Franktalk wrote:DrW wrote:Before people decide to base their entire decision making process and worldview on such perceptions, it might be a good idea to look for some confirming physical evidence.
So where is the physical evidence of dark matter and dark energy? Where is the physical evidence that objects smaller than a planck length lose locality? Are you sure you wish to open this can of worms?
Dark Matter: The fact that the galaxies don't fly apart due to rotational inertia. If you calculate the amount of mass in a typical galaxy versus how fast a typical galaxy rotates, the galaxy should be throwing stars into deep space. The fact that it doesn't means that there is extra matter there. Hence, dark matter (because we can't "see" it -- little interaction with photons).
Dark energy: The measurements on type 1a supernovas are what showed the existence of this in the first place. In fact, the scientists that discovered it got the Nobel Prize this year, If I recall correctly. For more information, check out the Wikipedia entry.

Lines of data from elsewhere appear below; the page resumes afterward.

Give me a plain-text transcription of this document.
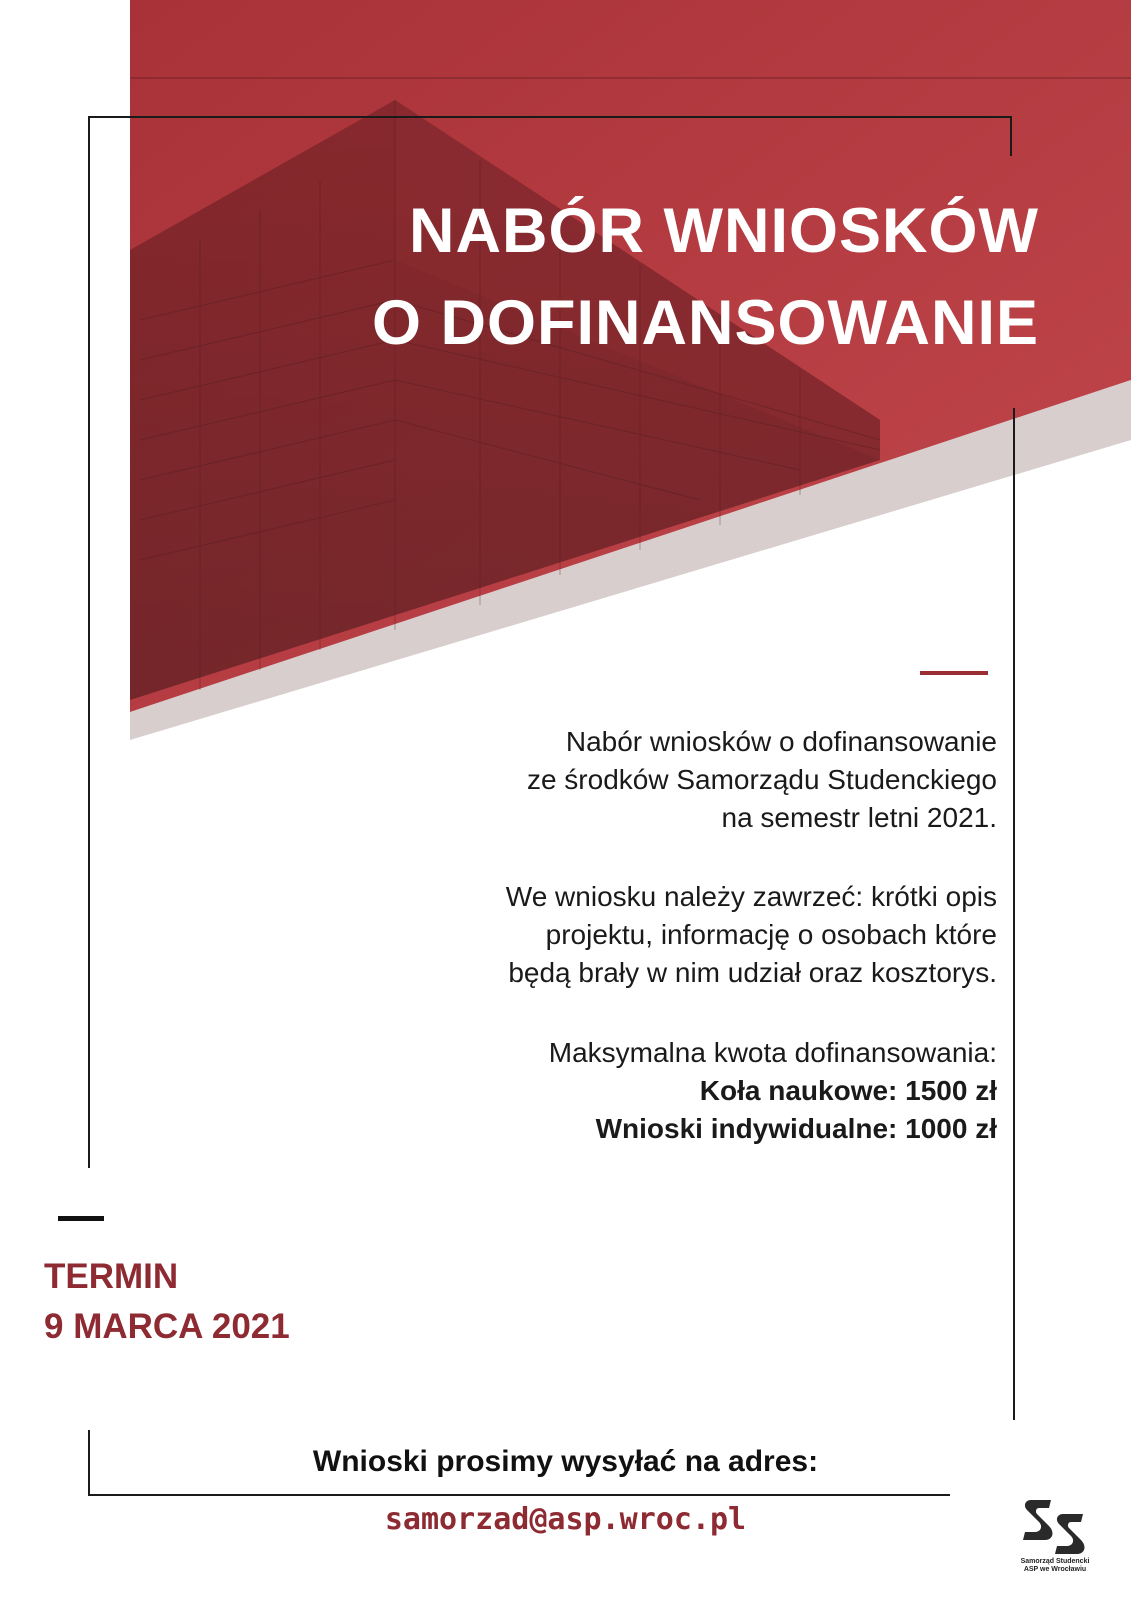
NABÓR WNIOSKÓW
O DOFINANSOWANIE

Nabór wniosków o dofinansowanie

ze środków Samorządu Studenckiego

na semestr letni 2021.

We wniosku należy zawrzeć: krótki opis

projektu, informację o osobach które

będą brały w nim udział oraz kosztorys.

Maksymalna kwota dofinansowania:

Koła naukowe: 1500 zł

Wnioski indywidualne: 1000 zł

TERMIN
9 MARCA 2021
Wnioski prosimy wysyłać na adres:
samorzad@asp.wroc.pl
Samorząd Studencki
ASP we Wrocławiu
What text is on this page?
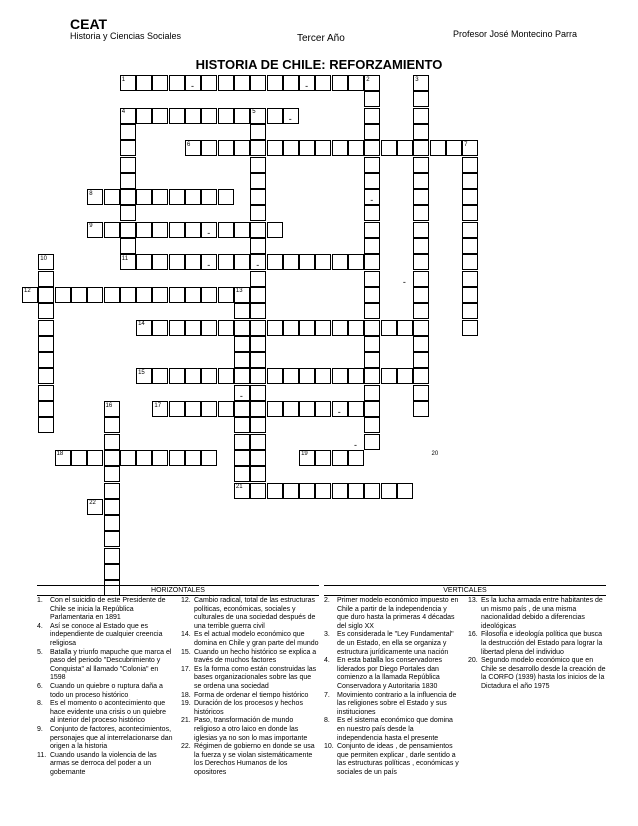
CEAT
Historia y Ciencias Sociales	Tercer Año	Profesor José Montecino Parra
HISTORIA DE CHILE: REFORZAMIENTO
1	2	3
4	5
6	7
8
9
10	11
12	13
14
15
16	17
18	19	20
21
22
-	-
-
-
-
-	-
-
-
-
-
HORIZONTALES	VERTICALES
1.	Con el suicidio de este Presidente de Chile se inicia la República Parlamentaria en 1891
4.	Así se conoce al Estado que es independiente de cualquier creencia religiosa
5.	Batalla y triunfo mapuche que marca el paso del periodo "Descubrimiento y Conquista" al llamado "Colonia" en 1598
6.	Cuando un quiebre o ruptura daña a todo un proceso histórico
8.	Es el momento o acontecimiento que hace evidente una crisis o un quiebre al interior del proceso histórico
9.	Conjunto de factores, acontecimientos, personajes que al interrelacionarse dan origen a la historia
11. Cuando usando la violencia de las armas se derroca del poder a un gobernante
12. Cambio radical, total de las estructuras políticas, económicas, sociales y culturales de una sociedad después de una terrible guerra civil
14. Es el actual modelo económico que domina en Chile y gran parte del mundo
15. Cuando un hecho histórico se explica a través de muchos factores
17. Es la forma como están construidas las bases organizacionales sobre las que se ordena una sociedad
18. Forma de ordenar el tiempo histórico
19. Duración de los procesos y hechos históricos
21. Paso, transformación de mundo religioso a otro laico en donde las iglesias ya no son lo mas importante
22. Régimen de gobierno en donde se usa la fuerza y se violan sistemáticamente los Derechos Humanos de los opositores
2.	Primer modelo económico impuesto en Chile a partir de la independencia y que duro hasta la primeras 4 décadas del siglo XX
3.	Es considerada le "Ley Fundamental" de un Estado, en ella se organiza y estructura jurídicamente una nación
4.	En esta batalla los conservadores liderados por Diego Portales dan comienzo a la llamada República Conservadora y Autoritaria 1830
7.	Movimiento contrario a la influencia de las religiones sobre el Estado y sus instituciones
8.	Es el sistema económico que domina en nuestro país desde la independencia hasta el presente
10. Conjunto de ideas , de pensamientos que permiten explicar , darle sentido a las estructuras políticas , económicas y sociales de un país
13. Es la lucha armada entre habitantes de un mismo país , de una misma nacionalidad debido a diferencias ideológicas
16. Filosofía e ideología política que busca la destrucción del Estado para lograr la libertad plena del individuo
20. Segundo modelo económico que en Chile se desarrollo desde la creación de la CORFO (1939) hasta los inicios de la Dictadura el año 1975
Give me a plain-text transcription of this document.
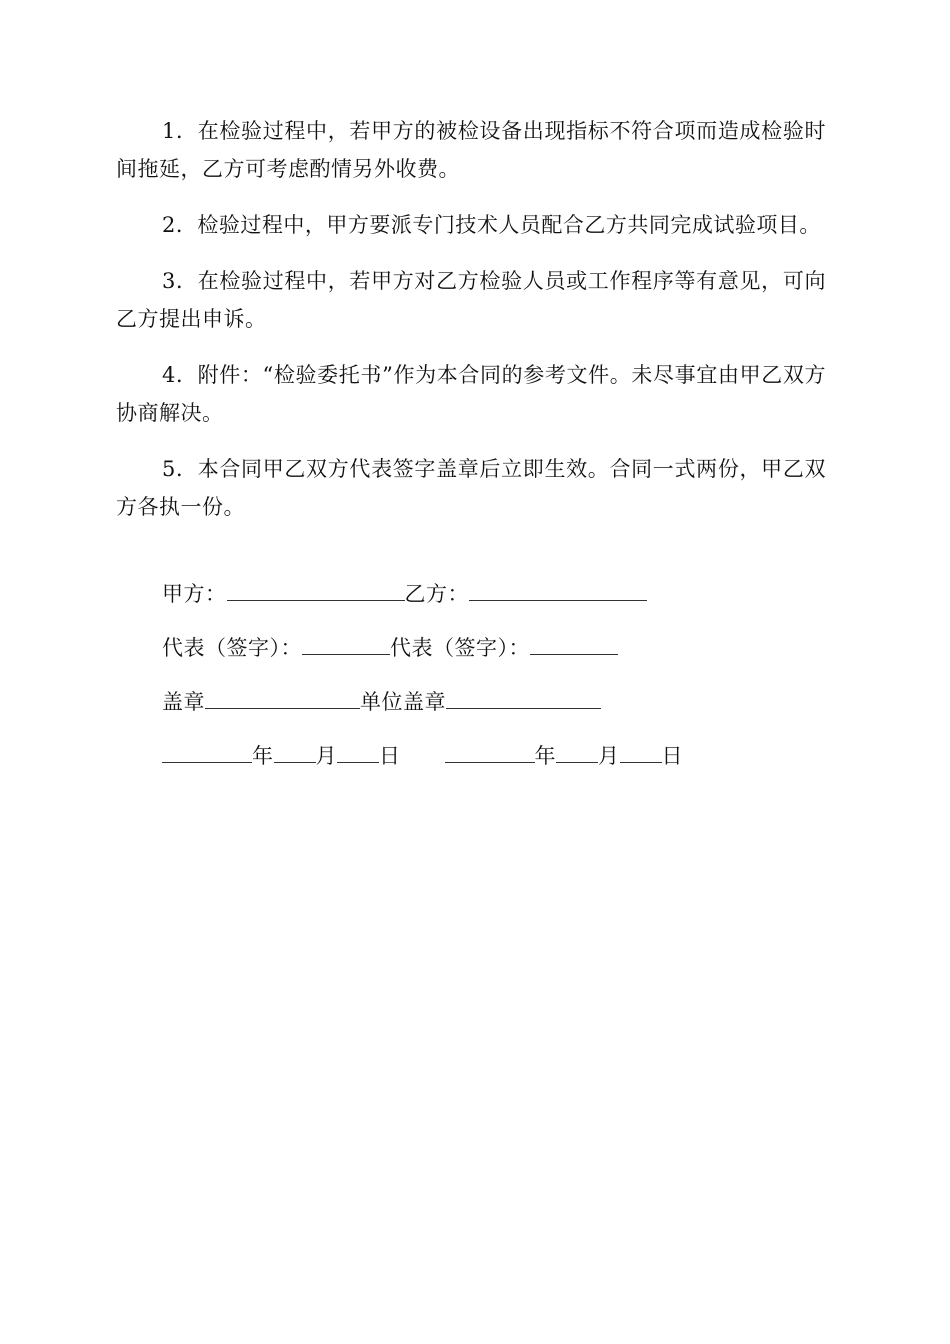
1．在检验过程中，若甲方的被检设备出现指标不符合项而造成检验时间拖延，乙方可考虑酌情另外收费。

2．检验过程中，甲方要派专门技术人员配合乙方共同完成试验项目。

3．在检验过程中，若甲方对乙方检验人员或工作程序等有意见，可向乙方提出申诉。

4．附件：“检验委托书”作为本合同的参考文件。未尽事宜由甲乙双方协商解决。

5．本合同甲乙双方代表签字盖章后立即生效。合同一式两份，甲乙双方各执一份。

甲方：	乙方：
代表（签字）：	代表（签字）：
盖章	单位盖章
年 月 日	年 月 日
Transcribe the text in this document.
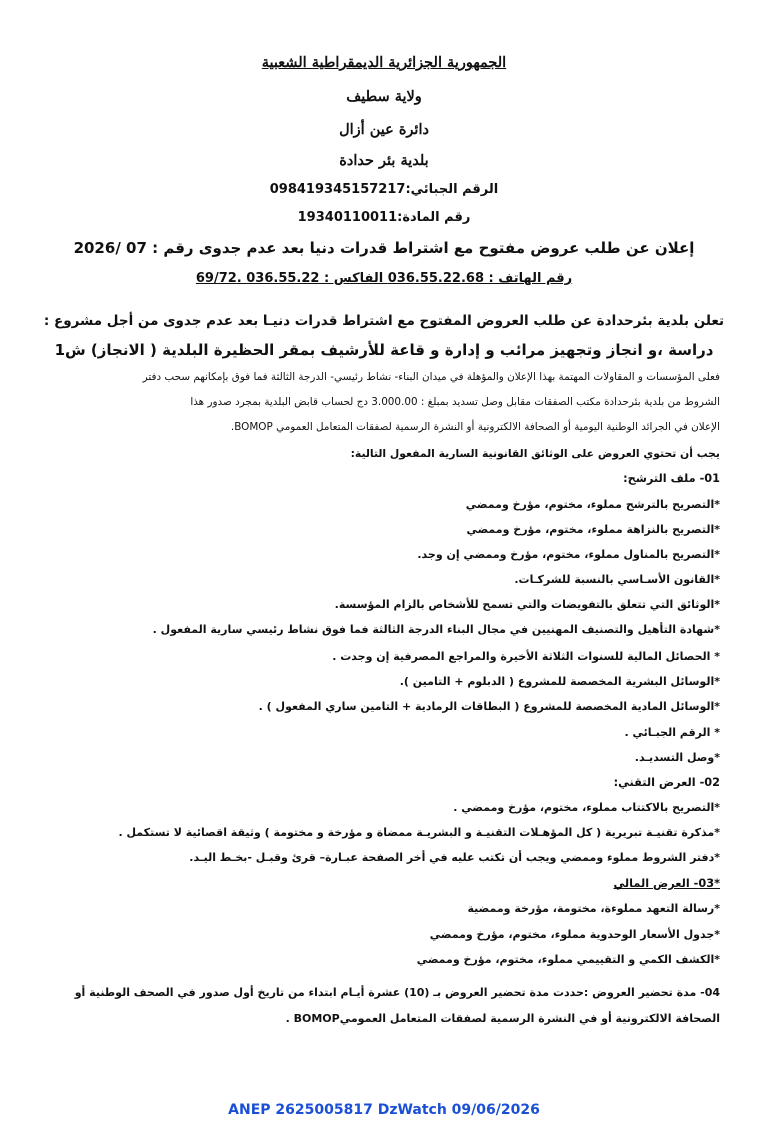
الجمهورية الجزائرية الديمقراطية الشعبية
ولاية سطيف
دائرة عين أزال
بلدية بئر حدادة
الرقم الجبائي:098419345157217
رقم المادة:19340110011
إعلان عن طلب عروض مفتوح مع اشتراط قدرات دنيا بعد عدم جدوى رقم : 07 /2026
رقم الهاتف : 036.55.22.68 الفاكس : 036.55.22 .69/72
تعلن بلدية بئرحدادة عن طلب العروض المفتوح مع اشتراط قدرات دنيـا بعد عدم جدوى من أجل مشروع :
دراسة ،و انجاز وتجهيز مرائب و إدارة و قاعة للأرشيف بمقر الحظيرة البلدية ( الانجاز) ش1
فعلى المؤسسات و المقاولات المهتمة بهذا الإعلان والمؤهلة في ميدان البناء- نشاط رئيسي- الدرجة الثالثة فما فوق بإمكانهم سحب دفتر
الشروط من بلدية بئرحدادة مكتب الصفقات مقابل وصل تسديد بمبلغ : 3.000.00 دج لحساب قابض البلدية بمجرد صدور هذا
الإعلان في الجرائد الوطنية اليومية أو الصحافة الالكترونية أو النشرة الرسمية لصفقات المتعامل العمومي BOMOP.
يجب أن تحتوي العروض على الوثائق القانونية السارية المفعول التالية:
01- ملف الترشح:
*التصريح بالترشح مملوء، مختوم، مؤرخ وممضي
*التصريح بالنزاهة مملوء، مختوم، مؤرخ وممضي
*التصريح بالمناول مملوء، مختوم، مؤرخ وممضي إن وجد.
*القانون الأسـاسي بالنسبة للشركـات.
*الوثائق التي تتعلق بالتفويضات والتي تسمح للأشخاص بالزام المؤسسة.
*شهادة التأهيل والتصنيف المهنيين في مجال البناء الدرجة الثالثة فما فوق نشاط رئيسي سارية المفعول .
* الحصائل المالية للسنوات الثلاثة الأخيرة والمراجع المصرفية إن وجدت .
*الوسائل البشرية المخصصة للمشروع ( الدبلوم + التامين ).
*الوسائل المادية المخصصة للمشروع ( البطاقات الرمادية + التامين ساري المفعول ) .
* الرقم الجبـائي .
*وصل التسديـد.
02- العرض التقني:
*التصريح بالاكتتاب مملوء، مختوم، مؤرخ وممضي .
*مذكرة تقنيـة تبريرية ( كل المؤهـلات التقنيـة و البشريـة ممضاة و مؤرخة و مختومة ) وثيقة اقصائية لا تستكمل .
*دفتر الشروط مملوء وممضي ويجب أن تكتب عليه في أخر الصفحة عبـارة– قرئ وقبـل -بخـط اليـد.
*03- العرض المالي
*رسالة التعهد مملوءة، مختومة، مؤرخة وممضية
*جدول الأسعار الوحدوية مملوء، مختوم، مؤرخ وممضي
*الكشف الكمي و التقييمي مملوء، مختوم، مؤرخ وممضي
04- مدة تحضير العروض :حددت مدة تحضير العروض بـ (10) عشرة أيـام ابتداء من تاريخ أول صدور في الصحف الوطنية أو
الصحافة الالكترونية أو في النشرة الرسمية لصفقات المتعامل العموميBOMOP .
ANEP 2625005817 DzWatch 09/06/2026
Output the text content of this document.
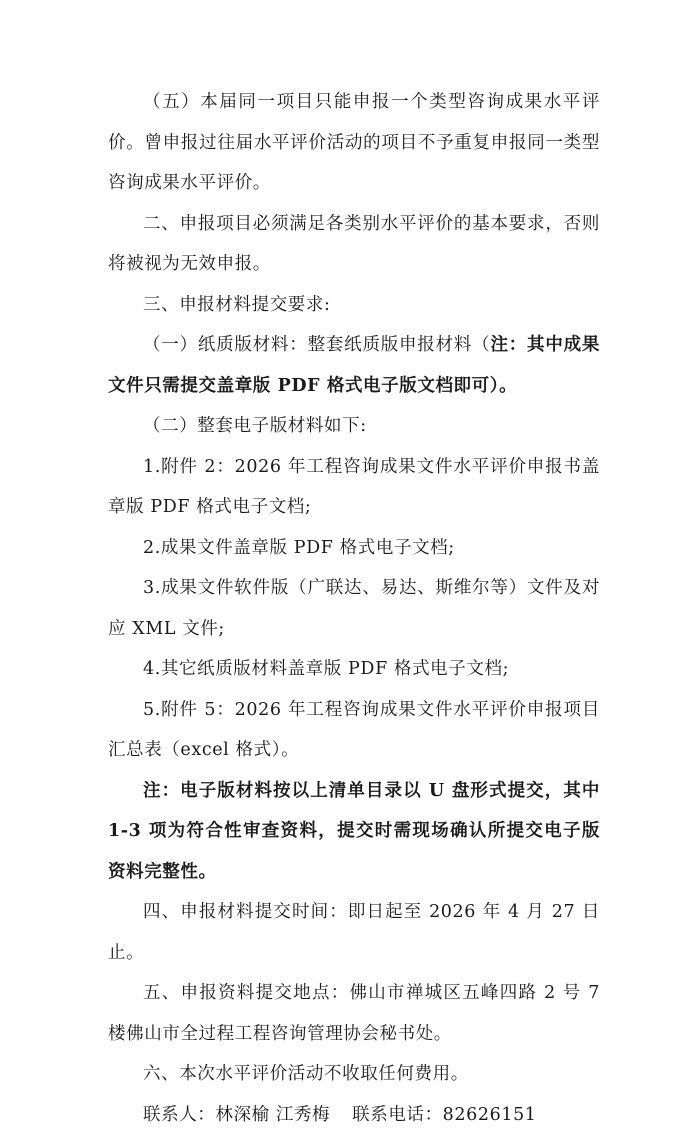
（五）本届同一项目只能申报一个类型咨询成果水平评价。曾申报过往届水平评价活动的项目不予重复申报同一类型咨询成果水平评价。

二、申报项目必须满足各类别水平评价的基本要求，否则将被视为无效申报。

三、申报材料提交要求:

（一）纸质版材料：整套纸质版申报材料（注：其中成果文件只需提交盖章版 PDF 格式电子版文档即可）。

（二）整套电子版材料如下:

1.附件 2：2026 年工程咨询成果文件水平评价申报书盖章版 PDF 格式电子文档;

2.成果文件盖章版 PDF 格式电子文档;

3.成果文件软件版（广联达、易达、斯维尔等）文件及对应 XML 文件;

4.其它纸质版材料盖章版 PDF 格式电子文档;

5.附件 5：2026 年工程咨询成果文件水平评价申报项目汇总表（excel 格式）。

注：电子版材料按以上清单目录以 U 盘形式提交，其中 1-3 项为符合性审查资料，提交时需现场确认所提交电子版资料完整性。

四、申报材料提交时间：即日起至 2026 年 4 月 27 日止。

五、申报资料提交地点：佛山市禅城区五峰四路 2 号 7 楼佛山市全过程工程咨询管理协会秘书处。

六、本次水平评价活动不收取任何费用。

联系人：林深榆 江秀梅 联系电话：82626151
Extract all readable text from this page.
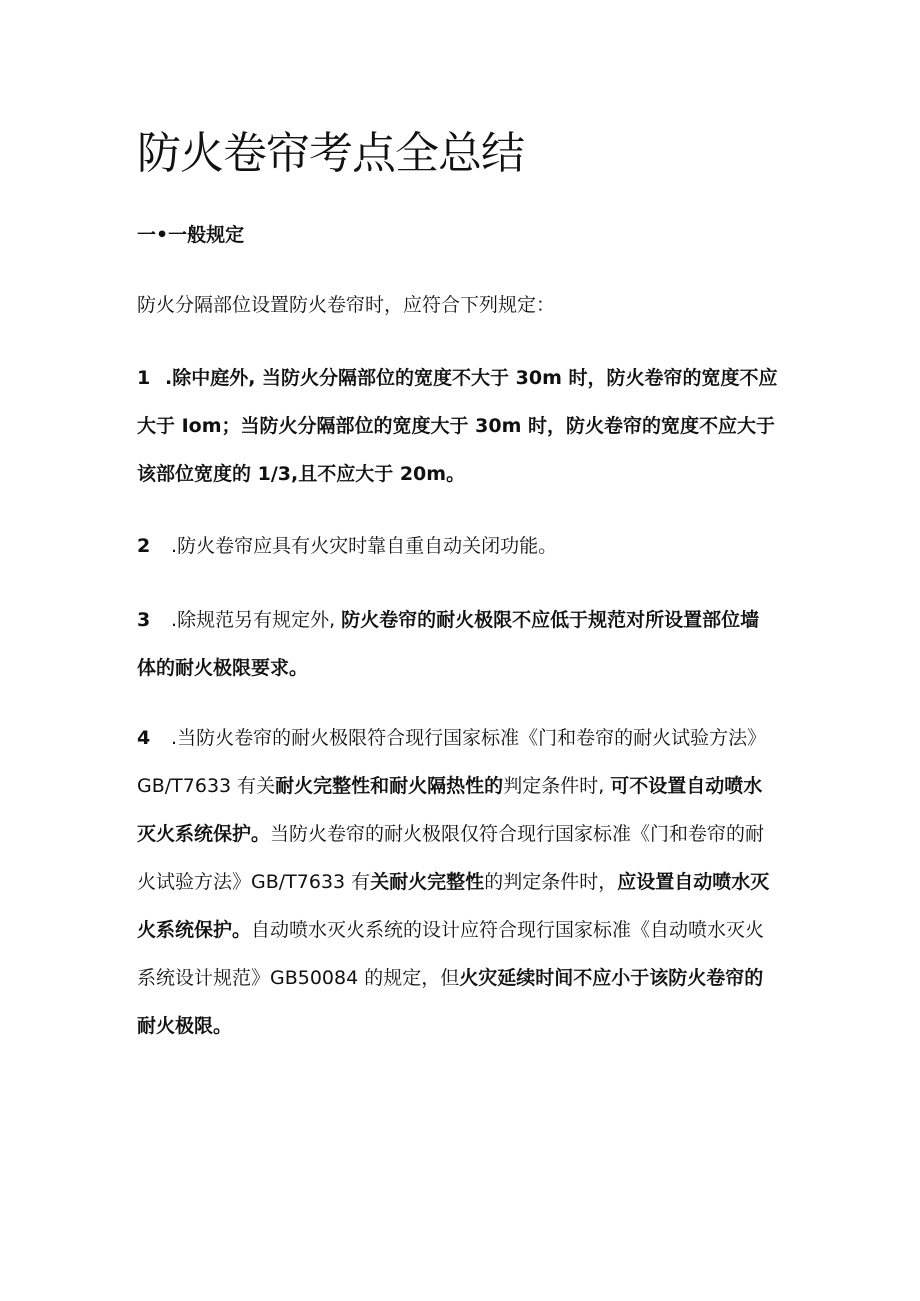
防火卷帘考点全总结
一•一般规定

防火分隔部位设置防火卷帘时，应符合下列规定：

1 .除中庭外, 当防火分隔部位的宽度不大于 30m 时，防火卷帘的宽度不应
大于 Iom；当防火分隔部位的宽度大于 30m 时，防火卷帘的宽度不应大于
该部位宽度的 1/3,且不应大于 20m。
2 .防火卷帘应具有火灾时靠自重自动关闭功能。
3 .除规范另有规定外, 防火卷帘的耐火极限不应低于规范对所设置部位墙
体的耐火极限要求。
4 .当防火卷帘的耐火极限符合现行国家标准《门和卷帘的耐火试验方法》
GB/T7633 有关耐火完整性和耐火隔热性的判定条件时, 可不设置自动喷水
灭火系统保护。当防火卷帘的耐火极限仅符合现行国家标准《门和卷帘的耐
火试验方法》GB/T7633 有关耐火完整性的判定条件时，应设置自动喷水灭
火系统保护。自动喷水灭火系统的设计应符合现行国家标准《自动喷水灭火
系统设计规范》GB50084 的规定，但火灾延续时间不应小于该防火卷帘的
耐火极限。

Planck Scale: We don't have any direct evidence of this, which is why this remains one of those "unproven hypothesis" that Physics likes to speculate about. Most of the reason why we can't get direct evidence is that we can't accelerate particles to the speeds necessary to probe this length, and likely we won't be able to for thousands of years, unless another way to see the particle can be found besides a particle accelerator. So, I can't explain it to you because there is no empirical evidence one way or another yet -- which is why I put the theory in the basket of things I don't worry about too much.
So, the first two have strong evidence supporting them, the last is an interesting hypothesis that still needs to be proved or disproved.